Dalla difesa della razza a lustrascarpe di Netanyahu

Come la destra italiana è passata da Giorgio Almirante a Giorgia Meloni



C’erano una volta la Patria, la sovranità, l’onore nazionale. C’erano le parole dure di chi si opponeva sia all’imperialismo americano sia all’internazionalismo sovietico. C’era una destra “terzaforzista”, che rifiutava di scegliere tra est e ovest, tra Mosca e Washington, e che talvolta flirtava con i regimi panarabisti in nome dell’anti-globalismo. Quella destra si chiamava MSI e aveva in Giorgio Almirante il suo portabandiera.

Almirante, figura controversa e storicamente ingombrante, fu segretario di redazione de “La Difesa della Razza” negli anni ’30, organo ufficiale del razzismo fascista. Dopo la guerra fondò il Movimento Sociale Italiano, raccogliendo reduci della RSI e nostalgici del regime. Un partito che si proclamava nazionale, sociale, identitario, antisistema. Rifiutava l’antifascismo come fondamento della Repubblica, denunciava le foibe, l’esodo giuliano-dalmata e il “tradimento” dei partiti del CLN.


E oggi?

Oggi quella destra è diventata Fratelli d’Italia, e il suo leader – Giorgia Meloni – bacia la mano a Netanyahu, si allinea senza una piega alle posizioni di Washington, Tel Aviv e Bruxelles, e firma impegni atlantici senza esitazioni. La sovranità è piegata ai trattati europei, l’identità nazionale è ridotta a slogan da palco, e le dichiarazioni sulla “civiltà giudaico-cristiana” fanno impallidire anche i più atlantisti dei democristiani di una volta.

Nel giro di 70 anni, la destra italiana è passata:

  • dalla difesa del sangue e della razza alla retorica “pro-Israele a prescindere”;
  • dall’antisemitismo biologico all’ebraismo come pilastro identitario dell’Occidente;
  • dall’autarchia e dalla sovranità economica al pieno appoggio al libero mercato, alla NATO e al neoliberismo.

Certo, i tempi cambiano, e ogni partito ha il diritto di rinnovarsi. Ma qui non si tratta di evoluzione, bensì di mutazione profonda, quasi genetica. Non è un cammino lineare: è un ribaltamento.

Chi una volta si proclamava erede della RSI, oggi è complice delle strategie americane in Europa e nel Mediterraneo, sostenitore senza riserve di Zelensky, e paladino dell’occidentalismo senza identità.
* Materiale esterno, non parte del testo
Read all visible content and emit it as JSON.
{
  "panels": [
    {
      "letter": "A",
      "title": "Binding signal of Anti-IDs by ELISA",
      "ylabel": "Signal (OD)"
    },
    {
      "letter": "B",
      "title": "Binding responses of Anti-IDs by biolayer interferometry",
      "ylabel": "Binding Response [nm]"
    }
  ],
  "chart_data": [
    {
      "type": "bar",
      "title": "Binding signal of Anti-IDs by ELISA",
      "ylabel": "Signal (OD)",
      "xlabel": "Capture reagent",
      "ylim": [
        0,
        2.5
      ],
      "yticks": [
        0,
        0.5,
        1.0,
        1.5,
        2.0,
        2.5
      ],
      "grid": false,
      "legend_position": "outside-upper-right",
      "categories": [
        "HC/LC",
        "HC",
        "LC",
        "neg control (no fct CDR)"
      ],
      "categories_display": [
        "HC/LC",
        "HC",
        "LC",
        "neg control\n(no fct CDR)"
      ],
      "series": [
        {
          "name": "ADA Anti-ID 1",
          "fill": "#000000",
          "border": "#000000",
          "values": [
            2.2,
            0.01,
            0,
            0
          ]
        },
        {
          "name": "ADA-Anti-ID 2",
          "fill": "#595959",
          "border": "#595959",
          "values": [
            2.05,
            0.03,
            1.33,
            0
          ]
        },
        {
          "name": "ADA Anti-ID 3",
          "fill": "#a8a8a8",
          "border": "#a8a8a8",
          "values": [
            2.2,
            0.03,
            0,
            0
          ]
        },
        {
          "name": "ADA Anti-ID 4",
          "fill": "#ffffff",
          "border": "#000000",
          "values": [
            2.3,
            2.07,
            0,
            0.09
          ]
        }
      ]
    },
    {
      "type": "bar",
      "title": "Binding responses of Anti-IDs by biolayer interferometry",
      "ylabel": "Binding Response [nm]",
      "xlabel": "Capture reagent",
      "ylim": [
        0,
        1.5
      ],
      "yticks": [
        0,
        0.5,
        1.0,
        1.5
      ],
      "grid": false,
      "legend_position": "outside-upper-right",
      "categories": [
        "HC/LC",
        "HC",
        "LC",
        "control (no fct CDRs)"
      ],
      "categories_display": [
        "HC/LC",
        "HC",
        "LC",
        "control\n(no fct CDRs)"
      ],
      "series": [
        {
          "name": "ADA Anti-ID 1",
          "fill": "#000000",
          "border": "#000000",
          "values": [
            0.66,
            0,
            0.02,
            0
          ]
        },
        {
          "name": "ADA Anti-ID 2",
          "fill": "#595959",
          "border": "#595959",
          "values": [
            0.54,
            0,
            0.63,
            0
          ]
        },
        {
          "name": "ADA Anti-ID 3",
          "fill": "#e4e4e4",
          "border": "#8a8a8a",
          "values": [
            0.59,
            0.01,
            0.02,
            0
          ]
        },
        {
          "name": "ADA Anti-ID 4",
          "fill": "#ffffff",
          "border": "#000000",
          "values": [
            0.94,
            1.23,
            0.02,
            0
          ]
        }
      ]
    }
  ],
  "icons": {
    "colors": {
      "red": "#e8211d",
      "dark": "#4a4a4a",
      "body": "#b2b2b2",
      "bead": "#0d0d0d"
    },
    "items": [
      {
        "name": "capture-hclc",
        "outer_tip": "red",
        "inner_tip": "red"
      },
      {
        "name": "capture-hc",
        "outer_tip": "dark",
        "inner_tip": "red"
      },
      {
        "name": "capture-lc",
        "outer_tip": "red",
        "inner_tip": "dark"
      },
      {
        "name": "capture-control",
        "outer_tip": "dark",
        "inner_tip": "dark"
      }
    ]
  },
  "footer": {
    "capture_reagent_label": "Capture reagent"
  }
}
Dalla tribuna al TikTok: la premier-influencer

Nel frattempo, il linguaggio si è fatto spettacolo. Il contenuto ha ceduto il passo alla comunicazione istintiva. Giorgia Meloni non è solo la leader di un partito di governo: è diventata un brand, un personaggio da social, una figura che alterna citazioni di Tolkien a video ammiccanti, slogan virali e clip emozionali da centinaia di migliaia di visualizzazioni.

Matteo Renzi, che di comunicazione politica se ne intende, l’ha definita "L'influencer", sintetizzando bene il clima: la sostanza ideologica è secondaria, l’estetica digitale è tutto. La premier si rivolge al “popolo” come una creator, non come una statista: dice ciò che funziona, misura il consenso in like e visualizzazioni, e plasma il suo patriottismo su misura per l’algoritmo.

Risultato? Una leadership emotiva, epidermica, dove il patriottismo diventa intrattenimento e il consenso è questione di engagement, non di radicamento. Così, mentre l’Italia assiste a un restringimento degli spazi democratici, la retorica della “nazione sovrana” si consuma in diretta stories.


Un patriottismo usa-e-getta?

“Dalla difesa della razza a lustrascarpe di Netanyahu” non è solo una provocazione retorica. È il riassunto amaro di una parabola politica che ha barattato la coerenza ideologica con il potere, la memoria con la convenienza, la nazione con il globalismo mascherato.

Il vecchio MSI, con tutte le sue colpe, non avrebbe mai obbedito senza discutere a Bruxelles, Tel Aviv o Washington. Oggi invece, la destra “sovranista” governa con la bandiera italiana in mano e i piani NATO in tasca.